Combien de Pieds-Rouges ont quitté l’Algérie en 1962 ?
En 1962, environ 1 million de personnes d’origine européenne ont quitté l’Algérie après l’indépendance. Ce sont principalement des Français, mais aussi des Espagnols, Italiens et Malteses. Ce mouvement, appelé "le rapatriement", a été l’un des plus importants de l’après-guerre en Europe. Beaucoup n’avaient jamais mis les pieds en France.
Les Pieds-Rouges ont-ils laissé des traces visibles en Algérie aujourd’hui ?
Oui. De nombreux bâtiments construits pendant la colonisation - écoles, hôpitaux, gares, ports - existent encore. À Alger, Oran ou Constantine, les villas de style colonial sont parfois habitées, parfois transformées en musées ou en espaces culturels. Les enseignes en français sur les marchés, les fontaines publiques, les cimetières abandonnés : ce sont autant de traces concrètes de leur présence.
Les descendants des Pieds-Rouges visitent-ils encore l’Algérie ?
Oui, de plus en plus. Des associations en France, comme "Les Enfants d’Algérie", organisent des voyages pour retrouver les maisons d’origine, les écoles, les cimetières familiaux. Beaucoup de ces personnes, âgées de 60 à 80 ans, veulent comprendre leur passé, rencontrer des Algériens qui ont connu leurs parents, ou simplement poser un pied sur cette terre qu’ils n’ont jamais oubliée.
Comment l’Algérie perçoit-elle aujourd’hui l’héritage des Pieds-Rouges ?
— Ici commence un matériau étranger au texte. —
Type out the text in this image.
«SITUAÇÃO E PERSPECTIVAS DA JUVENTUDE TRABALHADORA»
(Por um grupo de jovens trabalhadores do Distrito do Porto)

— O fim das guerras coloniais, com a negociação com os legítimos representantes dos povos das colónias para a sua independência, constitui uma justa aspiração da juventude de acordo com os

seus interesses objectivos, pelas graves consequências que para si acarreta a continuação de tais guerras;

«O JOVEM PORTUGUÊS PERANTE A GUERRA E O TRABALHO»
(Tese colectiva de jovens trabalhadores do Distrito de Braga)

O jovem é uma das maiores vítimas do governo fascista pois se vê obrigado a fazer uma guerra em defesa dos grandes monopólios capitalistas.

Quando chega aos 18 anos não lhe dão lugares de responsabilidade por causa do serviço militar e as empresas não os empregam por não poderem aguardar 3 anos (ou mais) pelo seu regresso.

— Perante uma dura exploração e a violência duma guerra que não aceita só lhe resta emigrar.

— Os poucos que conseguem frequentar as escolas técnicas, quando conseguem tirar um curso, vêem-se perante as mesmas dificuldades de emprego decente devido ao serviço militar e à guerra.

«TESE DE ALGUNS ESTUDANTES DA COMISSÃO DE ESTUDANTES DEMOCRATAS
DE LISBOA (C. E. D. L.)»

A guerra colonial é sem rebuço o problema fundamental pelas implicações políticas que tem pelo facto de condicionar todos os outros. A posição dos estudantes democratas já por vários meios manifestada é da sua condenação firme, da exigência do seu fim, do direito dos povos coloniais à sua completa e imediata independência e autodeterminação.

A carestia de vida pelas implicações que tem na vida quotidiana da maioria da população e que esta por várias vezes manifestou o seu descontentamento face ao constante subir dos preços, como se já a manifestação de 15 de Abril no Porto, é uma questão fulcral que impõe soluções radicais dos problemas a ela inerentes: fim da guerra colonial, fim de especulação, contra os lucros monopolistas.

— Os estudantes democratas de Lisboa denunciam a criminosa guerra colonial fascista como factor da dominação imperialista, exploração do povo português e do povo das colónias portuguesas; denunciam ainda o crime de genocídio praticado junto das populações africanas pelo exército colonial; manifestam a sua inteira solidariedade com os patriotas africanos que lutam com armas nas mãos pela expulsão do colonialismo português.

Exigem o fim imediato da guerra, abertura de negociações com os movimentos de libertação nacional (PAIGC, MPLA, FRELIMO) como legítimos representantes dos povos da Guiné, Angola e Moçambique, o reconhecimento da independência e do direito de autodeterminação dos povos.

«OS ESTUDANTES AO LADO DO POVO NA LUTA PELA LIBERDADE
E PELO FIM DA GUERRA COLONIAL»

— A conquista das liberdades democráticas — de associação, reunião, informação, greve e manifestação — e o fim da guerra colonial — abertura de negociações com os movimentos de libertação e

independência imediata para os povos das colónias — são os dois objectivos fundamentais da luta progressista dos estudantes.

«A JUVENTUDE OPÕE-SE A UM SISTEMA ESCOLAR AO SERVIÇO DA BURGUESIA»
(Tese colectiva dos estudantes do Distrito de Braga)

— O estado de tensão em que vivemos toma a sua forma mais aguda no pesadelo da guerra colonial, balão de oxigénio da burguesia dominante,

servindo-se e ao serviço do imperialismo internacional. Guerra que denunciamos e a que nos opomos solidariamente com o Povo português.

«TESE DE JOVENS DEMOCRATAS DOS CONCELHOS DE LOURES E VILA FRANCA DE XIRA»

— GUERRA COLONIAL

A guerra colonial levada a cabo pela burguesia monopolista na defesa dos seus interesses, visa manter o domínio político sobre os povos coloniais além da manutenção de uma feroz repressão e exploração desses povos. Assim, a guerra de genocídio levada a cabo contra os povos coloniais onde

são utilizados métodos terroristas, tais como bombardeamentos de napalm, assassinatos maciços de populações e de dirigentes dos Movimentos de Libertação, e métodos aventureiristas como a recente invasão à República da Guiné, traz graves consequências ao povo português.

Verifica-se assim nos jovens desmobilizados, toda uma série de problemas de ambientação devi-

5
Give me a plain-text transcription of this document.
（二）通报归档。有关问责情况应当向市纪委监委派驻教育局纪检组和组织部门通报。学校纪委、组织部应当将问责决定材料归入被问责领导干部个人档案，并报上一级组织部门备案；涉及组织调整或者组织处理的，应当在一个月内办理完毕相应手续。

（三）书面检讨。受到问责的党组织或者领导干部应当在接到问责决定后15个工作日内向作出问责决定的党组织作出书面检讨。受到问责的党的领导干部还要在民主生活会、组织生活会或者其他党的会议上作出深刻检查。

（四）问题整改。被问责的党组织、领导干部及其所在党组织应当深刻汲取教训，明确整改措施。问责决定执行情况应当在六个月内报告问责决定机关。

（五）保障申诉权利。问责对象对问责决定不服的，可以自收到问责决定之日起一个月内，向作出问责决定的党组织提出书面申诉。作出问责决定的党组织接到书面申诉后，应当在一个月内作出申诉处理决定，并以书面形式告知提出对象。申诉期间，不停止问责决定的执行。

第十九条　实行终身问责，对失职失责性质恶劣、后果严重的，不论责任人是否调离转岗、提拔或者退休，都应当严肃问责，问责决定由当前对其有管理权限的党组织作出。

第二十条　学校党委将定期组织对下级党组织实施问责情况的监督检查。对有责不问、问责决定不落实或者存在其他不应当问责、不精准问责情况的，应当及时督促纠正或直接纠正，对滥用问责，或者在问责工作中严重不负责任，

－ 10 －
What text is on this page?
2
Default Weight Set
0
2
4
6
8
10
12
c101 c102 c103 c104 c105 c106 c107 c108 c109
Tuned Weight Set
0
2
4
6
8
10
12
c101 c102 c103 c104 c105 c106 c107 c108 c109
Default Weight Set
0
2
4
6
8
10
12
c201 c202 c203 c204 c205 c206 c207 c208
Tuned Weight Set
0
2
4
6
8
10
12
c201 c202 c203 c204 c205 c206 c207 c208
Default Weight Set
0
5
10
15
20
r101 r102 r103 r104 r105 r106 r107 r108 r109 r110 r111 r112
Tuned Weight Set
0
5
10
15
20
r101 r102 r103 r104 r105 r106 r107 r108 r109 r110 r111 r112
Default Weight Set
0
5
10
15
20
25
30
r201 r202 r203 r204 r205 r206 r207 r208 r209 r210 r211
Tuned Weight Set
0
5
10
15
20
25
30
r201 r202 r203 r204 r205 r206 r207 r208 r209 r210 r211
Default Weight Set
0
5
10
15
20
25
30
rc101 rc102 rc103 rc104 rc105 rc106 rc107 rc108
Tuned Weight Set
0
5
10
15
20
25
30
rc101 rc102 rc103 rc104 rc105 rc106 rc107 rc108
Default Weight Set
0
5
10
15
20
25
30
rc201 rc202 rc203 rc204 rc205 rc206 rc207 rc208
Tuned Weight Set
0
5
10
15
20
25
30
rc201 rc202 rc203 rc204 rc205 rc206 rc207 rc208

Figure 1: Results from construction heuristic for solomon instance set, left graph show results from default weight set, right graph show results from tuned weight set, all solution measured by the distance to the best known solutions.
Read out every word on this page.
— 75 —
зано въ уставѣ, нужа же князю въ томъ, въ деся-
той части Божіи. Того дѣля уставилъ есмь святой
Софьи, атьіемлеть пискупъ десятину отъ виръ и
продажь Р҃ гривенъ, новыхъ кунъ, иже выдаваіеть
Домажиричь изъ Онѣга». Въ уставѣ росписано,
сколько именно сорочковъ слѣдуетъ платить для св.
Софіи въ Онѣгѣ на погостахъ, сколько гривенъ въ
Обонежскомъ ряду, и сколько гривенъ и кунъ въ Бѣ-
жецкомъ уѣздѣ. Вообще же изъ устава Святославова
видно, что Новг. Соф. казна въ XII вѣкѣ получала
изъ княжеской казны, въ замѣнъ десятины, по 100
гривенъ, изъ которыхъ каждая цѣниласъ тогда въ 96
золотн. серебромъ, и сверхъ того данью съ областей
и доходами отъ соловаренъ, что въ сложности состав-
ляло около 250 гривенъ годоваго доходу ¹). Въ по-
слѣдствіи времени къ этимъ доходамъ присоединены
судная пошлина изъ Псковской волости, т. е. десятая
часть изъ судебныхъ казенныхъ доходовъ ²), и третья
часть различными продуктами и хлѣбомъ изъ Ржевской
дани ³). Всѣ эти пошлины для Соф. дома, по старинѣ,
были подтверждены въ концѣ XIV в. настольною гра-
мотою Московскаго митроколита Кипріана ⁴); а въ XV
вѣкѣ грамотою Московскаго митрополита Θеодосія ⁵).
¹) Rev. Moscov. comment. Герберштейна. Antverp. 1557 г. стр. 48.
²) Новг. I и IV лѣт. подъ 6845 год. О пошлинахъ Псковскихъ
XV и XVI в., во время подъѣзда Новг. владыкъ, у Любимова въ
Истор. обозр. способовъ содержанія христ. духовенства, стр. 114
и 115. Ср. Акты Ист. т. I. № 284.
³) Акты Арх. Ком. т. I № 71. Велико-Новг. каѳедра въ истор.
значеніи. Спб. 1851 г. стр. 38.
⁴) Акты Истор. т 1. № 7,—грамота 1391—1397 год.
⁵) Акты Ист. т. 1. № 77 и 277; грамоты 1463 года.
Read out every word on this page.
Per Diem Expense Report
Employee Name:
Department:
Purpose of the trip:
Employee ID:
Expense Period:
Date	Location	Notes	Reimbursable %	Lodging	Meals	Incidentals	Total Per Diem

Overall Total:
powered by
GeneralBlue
La perception est nuancée. Officiellement, l’État algérien se concentre sur la mémoire de la lutte pour l’indépendance. Mais localement, beaucoup de gens reconnaissent que les Pieds-Rouges ont aussi construit des infrastructures, des écoles, des hôpitaux. Certains les considèrent comme des voisins d’autrefois, pas comme des ennemis. Des projets de préservation du patrimoine architectural colonial émergent, souvent portés par des jeunes Algériens intéressés par l’histoire complexe de leur pays.